35. However I accept that the Appellant has lived in the United Kingdom since September 2006 and has established a private life and therefore Article 8 is engaged on that basis.
36. I find that his proposed removal would be an interference with his private life, and the interference would have consequences of such gravity as potentially to engage the operation of Article 8.
37. Dealing with the third Razgar question, I find that the proposed interference would be in accordance with the law, in that the Appellant cannot satisfy the Immigration Rules in order to be granted leave to remain.
38. I find that it is necessary for a state to maintain effective immigration control, which is necessary in the interests of the economic well-being of the country.
39. I must decide whether the proposed interference with the Claimant's private life is proportionate to the legitimate public end sought to be achieved. In considering this, I take into account section 117B of the 2002 Act. Sub-section (1) provides that the maintenance of effective immigration controls is in the public interest.
40. Sub-section (2) provides that it is in the public interest that a person seeking to remain can speak English. I accept that the Claimant can speak English as he gave his evidence to the FTT in English. However the Upper Tribunal decided in AM (Malawi) [2015] UKUT 260 (IAC) that an applicant can obtain no positive right to a grant of leave to remain from either section 117B(2) or (3) whatever the degree of his fluency in English or the strength of his financial resources.
41. In relation to sub-paragraph (3) I do not find that up-to-date evidence has been provided to prove that the Appellant is financially independent.
42. Sub-paragraph (5) provides that little weight should be given to a private life established by a person at a time when the person's immigration status is precarious. It was confirmed in AM (Malawi) that a person has a precarious immigration status if their continued presence in the United Kingdom is dependent upon them obtaining a further grant of leave. Therefore a person with limited leave to remain has a precarious immigration status.
43. The Claimant has only ever had limited leave to remain as the dependant of his father. I therefore have to attach little weight to the private life that he has established since his arrival in this country in September 2006.
44. In any event, I must take into account the criminal offences committed by the Claimant, and because of this I find that there is particularly strong weight to be attached to the public interest in maintaining effective immigration control.
45. I also attach weight to the fact that the Appellant cannot satisfy the Immigration Rules in order to be granted leave to remain.

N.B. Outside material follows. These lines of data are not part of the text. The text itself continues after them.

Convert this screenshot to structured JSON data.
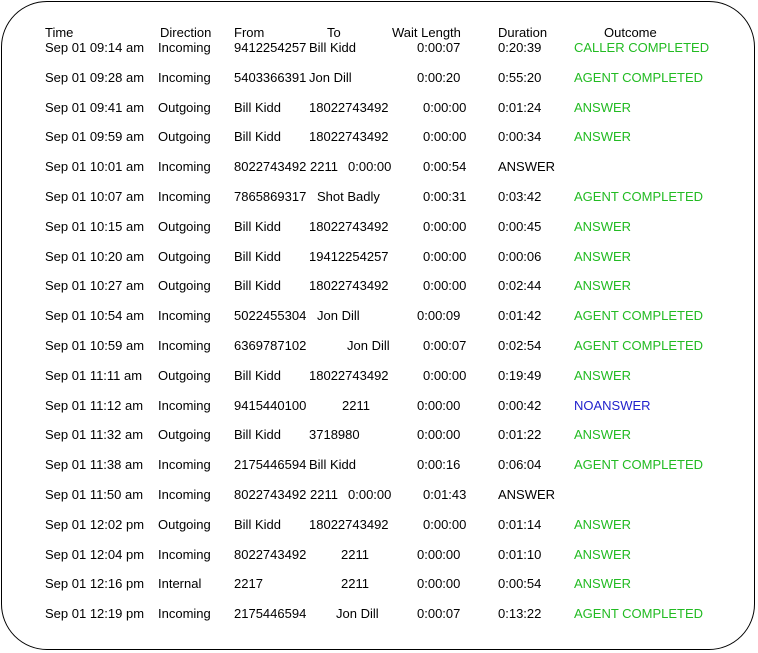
{
  "headers": {
    "time": "Time",
    "direction": "Direction",
    "from": "From",
    "to": "To",
    "wait": "Wait Length",
    "duration": "Duration",
    "outcome": "Outcome"
  },
  "colors": {
    "green": "#22bb22",
    "blue": "#1f1fcc",
    "black": "#000000"
  },
  "rows": [
    {
      "time": "Sep 01 09:14 am",
      "direction": "Incoming",
      "from": "9412254257",
      "to": "Bill Kidd",
      "wait": "0:00:07",
      "duration": "0:20:39",
      "outcome": "CALLER COMPLETED",
      "outcome_color": "green"
    },
    {
      "time": "Sep 01 09:28 am",
      "direction": "Incoming",
      "from": "5403366391",
      "to": "Jon Dill",
      "wait": "0:00:20",
      "duration": "0:55:20",
      "outcome": "AGENT COMPLETED",
      "outcome_color": "green"
    },
    {
      "time": "Sep 01 09:41 am",
      "direction": "Outgoing",
      "from": "Bill Kidd",
      "to": "18022743492",
      "wait": "0:00:00",
      "duration": "0:01:24",
      "outcome": "ANSWER",
      "outcome_color": "green"
    },
    {
      "time": "Sep 01 09:59 am",
      "direction": "Outgoing",
      "from": "Bill Kidd",
      "to": "18022743492",
      "wait": "0:00:00",
      "duration": "0:00:34",
      "outcome": "ANSWER",
      "outcome_color": "green"
    },
    {
      "time": "Sep 01 10:01 am",
      "direction": "Incoming",
      "from": "8022743492",
      "to": "2211",
      "wait": "0:00:00",
      "duration": "0:00:54",
      "outcome": "ANSWER",
      "outcome_color": "black",
      "shifted": true
    },
    {
      "time": "Sep 01 10:07 am",
      "direction": "Incoming",
      "from": "7865869317",
      "to": "Shot Badly",
      "wait": "0:00:31",
      "duration": "0:03:42",
      "outcome": "AGENT COMPLETED",
      "outcome_color": "green"
    },
    {
      "time": "Sep 01 10:15 am",
      "direction": "Outgoing",
      "from": "Bill Kidd",
      "to": "18022743492",
      "wait": "0:00:00",
      "duration": "0:00:45",
      "outcome": "ANSWER",
      "outcome_color": "green"
    },
    {
      "time": "Sep 01 10:20 am",
      "direction": "Outgoing",
      "from": "Bill Kidd",
      "to": "19412254257",
      "wait": "0:00:00",
      "duration": "0:00:06",
      "outcome": "ANSWER",
      "outcome_color": "green"
    },
    {
      "time": "Sep 01 10:27 am",
      "direction": "Outgoing",
      "from": "Bill Kidd",
      "to": "18022743492",
      "wait": "0:00:00",
      "duration": "0:02:44",
      "outcome": "ANSWER",
      "outcome_color": "green"
    },
    {
      "time": "Sep 01 10:54 am",
      "direction": "Incoming",
      "from": "5022455304",
      "to": "Jon Dill",
      "wait": "0:00:09",
      "duration": "0:01:42",
      "outcome": "AGENT COMPLETED",
      "outcome_color": "green"
    },
    {
      "time": "Sep 01 10:59 am",
      "direction": "Incoming",
      "from": "6369787102",
      "to": "Jon Dill",
      "wait": "0:00:07",
      "duration": "0:02:54",
      "outcome": "AGENT COMPLETED",
      "outcome_color": "green"
    },
    {
      "time": "Sep 01 11:11 am",
      "direction": "Outgoing",
      "from": "Bill Kidd",
      "to": "18022743492",
      "wait": "0:00:00",
      "duration": "0:19:49",
      "outcome": "ANSWER",
      "outcome_color": "green"
    },
    {
      "time": "Sep 01 11:12 am",
      "direction": "Incoming",
      "from": "9415440100",
      "to": "2211",
      "wait": "0:00:00",
      "duration": "0:00:42",
      "outcome": "NOANSWER",
      "outcome_color": "blue"
    },
    {
      "time": "Sep 01 11:32 am",
      "direction": "Outgoing",
      "from": "Bill Kidd",
      "to": "3718980",
      "wait": "0:00:00",
      "duration": "0:01:22",
      "outcome": "ANSWER",
      "outcome_color": "green"
    },
    {
      "time": "Sep 01 11:38 am",
      "direction": "Incoming",
      "from": "2175446594",
      "to": "Bill Kidd",
      "wait": "0:00:16",
      "duration": "0:06:04",
      "outcome": "AGENT COMPLETED",
      "outcome_color": "green"
    },
    {
      "time": "Sep 01 11:50 am",
      "direction": "Incoming",
      "from": "8022743492",
      "to": "2211",
      "wait": "0:00:00",
      "duration": "0:01:43",
      "outcome": "ANSWER",
      "outcome_color": "black",
      "shifted": true
    },
    {
      "time": "Sep 01 12:02 pm",
      "direction": "Outgoing",
      "from": "Bill Kidd",
      "to": "18022743492",
      "wait": "0:00:00",
      "duration": "0:01:14",
      "outcome": "ANSWER",
      "outcome_color": "green"
    },
    {
      "time": "Sep 01 12:04 pm",
      "direction": "Incoming",
      "from": "8022743492",
      "to": "2211",
      "wait": "0:00:00",
      "duration": "0:01:10",
      "outcome": "ANSWER",
      "outcome_color": "green"
    },
    {
      "time": "Sep 01 12:16 pm",
      "direction": "Internal",
      "from": "2217",
      "to": "2211",
      "wait": "0:00:00",
      "duration": "0:00:54",
      "outcome": "ANSWER",
      "outcome_color": "green"
    },
    {
      "time": "Sep 01 12:19 pm",
      "direction": "Incoming",
      "from": "2175446594",
      "to": "Jon Dill",
      "wait": "0:00:07",
      "duration": "0:13:22",
      "outcome": "AGENT COMPLETED",
      "outcome_color": "green"
    }
  ]
}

46. The Appellant did not attend the hearing to give oral evidence, and has not submitted up-to-date evidence, despite having been given every opportunity to do so. I have not been provided with any up-to-date background evidence in relation to the current situation in Libya. That may well be a matter to be considered in relation to the Claimant's separate asylum claim.
47. In relation to the issues before me, I conclude that the weight to be attached to the public interest, and the need to maintain effective immigration control outweighs the weight to be attached to the wishes of the Claimant to remain in the United Kingdom. I find that the Secretary of State's decision does not breach Article 8 of the 1950 Convention.
Notice of Decision
The decision of the First-tier Tribunal contained an error of law and was set aside. I substitute a fresh decision.
The Claimant's appeal is dismissed under the Immigration Rules.
The Claimant's appeal is dismissed on human rights grounds.
Anonymity
There has been no request for anonymity and I see no need to make an anonymity order.
Signed Date 2 nd June 2016
Deputy Upper Tribunal Judge M A Hall
TO THE RESPONDENT
FEE AWARD
The Claimant's appeal is dismissed. There is no fee award.